Bruna chegou a cursar ciência da computação e até se formou como jornalista. Mas no Natal de 2015 – não por acaso, depois de revisitar a avó em São Borja – tomou a decisão de dar aulas de bordado. Criou um evento no Facebook oferecendo 15 vagas de alunos. Em seguida, fez as malas para passar a virada do ano na praia de Xangri-Lá e desligou o celular.

– Quando voltei para casa, vi que havia 60 pessoas inscritas no evento, relembra.

Hoje, ela é responsável pelo projeto Bordado Empoderado, que já ensinou mais de 1.200 mulheres a bordar a partir de uma perspectiva feminista (com frases e símbolos de empoderamento feminino). A ação deu frutos – 12 alunas de Bruna criaram suas próprias marcas de bordado, transformando-se em empreendedoras.

As aulas se realizam no Obra Café, na Avenida Osvaldo Aranha, onde também esteve em cartaz a mostra Mulheres de Luta, que reunia trabalhos de pintura, aquarela, caligrafia e outras técnicas combinadas ao bordado com temática feminista de autoria de Bruna e suas alunas.

A retomada das técnicas manuais se dá num contexto de exaltação do protagonismo feminino (imagem de oficina do Bordado Empoderado)

A retomada das técnicas manuais se dá num contexto de exaltação do protagonismo feminino (imagem de oficina do Bordado Empoderado)

bordadeiras feministas

Os trabalhos de Juliana e Bruna demonstram que, de uns tempos para cá, a arte manual de suas bisavós, avós, mães e tias ganhou nova configuração – a técnica artesanal se transformou em expressão de arte e engajamento feminista.

Essa reviravolta se deve a ativistas como a americana Julie Jackson, criadora do blog Subversive Cross Stitch (Ponto Cruz Subversivo, em tradução literal).

Em 2003, para aliviar o stress causado por um chefe “valentão” e “cruel”, ela começou a postar bordados com palavrões num site a princípio dirigido só aos amigos e às amigas.
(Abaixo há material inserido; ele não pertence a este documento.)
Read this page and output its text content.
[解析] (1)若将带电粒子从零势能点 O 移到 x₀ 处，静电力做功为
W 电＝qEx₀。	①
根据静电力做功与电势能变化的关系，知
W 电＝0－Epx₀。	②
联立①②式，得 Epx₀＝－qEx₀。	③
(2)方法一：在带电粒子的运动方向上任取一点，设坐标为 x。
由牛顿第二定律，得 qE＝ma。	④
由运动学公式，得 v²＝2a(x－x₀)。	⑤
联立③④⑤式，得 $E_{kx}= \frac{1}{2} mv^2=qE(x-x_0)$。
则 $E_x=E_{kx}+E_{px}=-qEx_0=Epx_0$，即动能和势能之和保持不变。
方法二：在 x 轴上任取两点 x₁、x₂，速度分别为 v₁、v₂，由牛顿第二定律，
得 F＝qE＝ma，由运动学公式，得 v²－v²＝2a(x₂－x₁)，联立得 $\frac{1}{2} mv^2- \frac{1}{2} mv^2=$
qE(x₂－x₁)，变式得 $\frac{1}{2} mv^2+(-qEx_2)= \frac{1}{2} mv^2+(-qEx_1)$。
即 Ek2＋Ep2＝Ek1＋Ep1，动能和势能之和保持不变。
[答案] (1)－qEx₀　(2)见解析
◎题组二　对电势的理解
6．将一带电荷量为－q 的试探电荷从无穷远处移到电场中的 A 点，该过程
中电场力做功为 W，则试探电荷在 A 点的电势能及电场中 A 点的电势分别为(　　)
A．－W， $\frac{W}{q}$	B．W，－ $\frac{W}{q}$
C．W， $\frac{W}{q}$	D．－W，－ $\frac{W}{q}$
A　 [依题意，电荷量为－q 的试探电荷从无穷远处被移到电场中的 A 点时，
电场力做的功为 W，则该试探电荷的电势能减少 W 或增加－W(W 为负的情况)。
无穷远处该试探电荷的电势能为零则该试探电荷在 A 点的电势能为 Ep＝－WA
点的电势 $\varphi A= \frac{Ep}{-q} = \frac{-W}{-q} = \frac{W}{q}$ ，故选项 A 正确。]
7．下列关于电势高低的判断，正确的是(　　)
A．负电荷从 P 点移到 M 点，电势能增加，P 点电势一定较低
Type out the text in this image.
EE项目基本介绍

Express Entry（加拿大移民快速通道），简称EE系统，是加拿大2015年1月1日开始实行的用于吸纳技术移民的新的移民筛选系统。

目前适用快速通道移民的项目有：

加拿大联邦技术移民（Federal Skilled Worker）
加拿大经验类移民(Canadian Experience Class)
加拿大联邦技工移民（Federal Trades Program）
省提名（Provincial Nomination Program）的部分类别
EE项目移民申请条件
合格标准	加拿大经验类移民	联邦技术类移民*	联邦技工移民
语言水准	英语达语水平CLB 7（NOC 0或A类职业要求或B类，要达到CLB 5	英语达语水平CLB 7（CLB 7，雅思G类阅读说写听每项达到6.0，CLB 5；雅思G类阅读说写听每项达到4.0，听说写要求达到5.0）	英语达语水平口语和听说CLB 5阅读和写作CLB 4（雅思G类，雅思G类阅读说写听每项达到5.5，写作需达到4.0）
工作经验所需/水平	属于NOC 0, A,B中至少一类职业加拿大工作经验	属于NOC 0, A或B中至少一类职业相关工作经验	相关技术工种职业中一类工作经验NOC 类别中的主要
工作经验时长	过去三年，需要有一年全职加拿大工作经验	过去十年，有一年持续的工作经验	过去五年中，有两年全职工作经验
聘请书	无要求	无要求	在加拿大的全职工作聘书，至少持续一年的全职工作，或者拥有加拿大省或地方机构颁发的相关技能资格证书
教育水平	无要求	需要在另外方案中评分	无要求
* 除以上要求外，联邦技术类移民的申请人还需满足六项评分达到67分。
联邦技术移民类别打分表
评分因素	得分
Descoberta pelo público, a página ganhou um efeito viral, disseminando-se rapidamente pela web, a tal ponto que se transformou num negócio – hoje, Julie disponibiliza a “terapia” através de kits que contêm os moldes com as expressões desbocadas, além de escrever livros sobre o tema.

Outra manifestação contemporânea das práticas manuais é o bordado artístico da britânica Sally Hewett, que retrata o corpo feminino em sua diversidade de cores e formas, rompendo com padrões estéticos que oprimem as mulheres.

No Brasil, artistas como Karen Dolorez também adotam atitudes de contestação ao criar grandes painéis espalhados pelos muros das cidades, aplicando técnicas que aliam o crochê e o grafite na abordagem de temas tabus, como a nudez feminina. Sem falar na marca Tramp Gramma, da artista têxtil Maria Celina Gil, que produz peças de bordado e crochê que ela própria define como “experimentais, subversivos e delicados”.

É verdade que, mesmo espelhando uma posição subalterna na sociedade, os rituais das bisavós, avós, tias e mães não deixaram de fortalecer ao longo do tempo os territórios femininos, à medida que representavam para as mulheres uma chance única de conversar sobre dúvidas, medos e outros temas pessoais sem a presença dos homens, como aponta Raquel Tessari.

Em outras palavras, naqueles encontros de comadres, já estava plantada a semente de um protagonismo feminino que agora vem à tona.

– As antigas bordadeiras talvez tenham sido as primeiras feministas, diverte-se Juliana Macedo. Em seguida, ela conclui: – Tudo o que queremos é trabalhar a destreza dos dedos, a combinação de texturas e materiais e o senso estético para criar coisas lindas com as próprias mãos e, assim, aprofundar a relação com o nosso ser.